The project to integrate the three buildings began in the fall of 2000 and was completed in October 2002. The McLellan House and L. D. M. Sweat Memorial Galleries have an emphasis on 19th-century American art, and the Payson Building houses European and American works from the 20th and 21st centuries. The project to "complete the Museum" returned the McLellan House to its original neoclassical elegance and the L. D. M. Sweat Memorial Galleries to their Beaux-Arts splendor, in the process creating distinctive spaces for the museum's outstanding collection of 19th-century American art. The museum's expanded space allows a more complete presentation of the permanent collection, which in recent years has grown in quality and historical importance. In 2014, Scott Simons Architects was engaged to develop a campus masterplan to help position the museum for growth. The museum is open from 10:00 a.m. to 6:00 p.m. every day except Monday and Tuesday.
= 142 Free Street controversy
=The building at 142 Free Street was built in 1830 as a theatre, then served as a Baptist church for 85 years before being purchased by the Portland Chamber of Commerce in 1926 and being renovated by John Calvin Stevens.

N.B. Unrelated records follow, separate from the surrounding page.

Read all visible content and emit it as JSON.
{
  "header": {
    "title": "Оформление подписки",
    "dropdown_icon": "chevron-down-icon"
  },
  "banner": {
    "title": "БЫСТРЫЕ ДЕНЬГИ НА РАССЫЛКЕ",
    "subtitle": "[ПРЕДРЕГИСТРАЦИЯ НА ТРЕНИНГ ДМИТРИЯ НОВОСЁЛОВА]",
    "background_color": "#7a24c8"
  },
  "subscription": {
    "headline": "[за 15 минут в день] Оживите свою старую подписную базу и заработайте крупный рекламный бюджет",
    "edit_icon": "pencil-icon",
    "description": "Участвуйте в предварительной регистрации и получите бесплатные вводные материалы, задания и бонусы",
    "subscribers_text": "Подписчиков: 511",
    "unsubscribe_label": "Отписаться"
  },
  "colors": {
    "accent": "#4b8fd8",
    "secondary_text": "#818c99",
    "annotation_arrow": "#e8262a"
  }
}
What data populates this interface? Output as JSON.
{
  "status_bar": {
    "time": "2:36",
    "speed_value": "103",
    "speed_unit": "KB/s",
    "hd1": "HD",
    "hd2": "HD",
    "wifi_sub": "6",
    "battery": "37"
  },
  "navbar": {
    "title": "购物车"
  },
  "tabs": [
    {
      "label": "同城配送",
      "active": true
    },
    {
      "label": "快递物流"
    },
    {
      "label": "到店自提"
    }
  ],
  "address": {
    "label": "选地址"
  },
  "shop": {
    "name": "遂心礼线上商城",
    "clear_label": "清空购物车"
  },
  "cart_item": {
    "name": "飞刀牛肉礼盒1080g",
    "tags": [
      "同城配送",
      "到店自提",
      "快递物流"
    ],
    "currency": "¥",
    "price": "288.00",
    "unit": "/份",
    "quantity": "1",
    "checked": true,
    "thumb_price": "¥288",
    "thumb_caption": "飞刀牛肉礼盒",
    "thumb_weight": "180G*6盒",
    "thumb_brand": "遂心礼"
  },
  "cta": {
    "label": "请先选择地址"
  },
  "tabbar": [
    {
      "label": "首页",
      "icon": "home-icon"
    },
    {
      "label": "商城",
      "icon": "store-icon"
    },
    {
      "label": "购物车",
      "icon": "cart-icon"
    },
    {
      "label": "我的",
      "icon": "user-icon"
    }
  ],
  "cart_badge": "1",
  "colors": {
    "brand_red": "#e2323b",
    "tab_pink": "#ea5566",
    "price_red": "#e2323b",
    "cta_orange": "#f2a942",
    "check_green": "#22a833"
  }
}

It later became the Children's Museum of Maine. In 2009, the Congress Street Historic District was created and the building at 142 Free Street was classified as a “contributing structure.” The Portland Museum of Art bought the building in 2019.
In 2022, the museum presented plans for a 5,600 m2 (60,000 sq ft) expansion that would demolish the historic former Children's Museum of Maine building at 142 Free Street. Four finalist international architectural firms that included Adjaye Associates, Toshiko Mori and MVRDV created designs and in 2022 LEVER created the winning design.
In 2023, the Portland Museum of Art requested that the building be reclassified as noncontributing to the historic district. In a letter to the Historic Preservation Board, museum director Mark Bessire said the 142 Free Street lacks "historical stature" because it was renovated in 1926 during the racist Jim Crow era. "Our region is one that is striving to become more inclusive, dynamic, and diverse – a city where everyone belongs – and some architecture styles can carry unfortunate legacies of the past into the future that undermine these values and goals,” Bessire wrote.
History professor KC Johnson called the argument a "cynical effort to exploit contemporary cultural mores to serve the Museum of Art’s short-term economic interests." Museum board chair Elizabeth McCandless wrote that demolishing 142 Free Street "is essential for our neighborhood, our city and for all who reside in and visit this area" and acknowledged the proposal's "divisiveness within the community." A former curator of the National Building Museum, David Chase, wrote that "Destroying 142 Free Street and trashing the Payson Building smacks of contempt for history, contempt for context, contempt for local ordinances." Former museum director Daniel O'Leary called the move "unwise and unwarranted."
The owner of the Time & Temperature Building in the same historic district said ahead of the Portland City Council vote that reclassifying the historic status of 142 Free Street could jeopardize the historic tax credits needed to build 250 affordable apartments in the historic high-rise office building on Congress Street.
The Portland Planning Board and the Historic Preservation board voted against reclassification. In May 2024, the Portland City Council ignored the advice of the planning and historic preservation boards and voted 6-3 to remove the building's historic classification. In June 2024, Greater Portland Landmarks sued in Cumberland County Superior Court seeking to reverse the Portland City Council's decision to reclassify the building.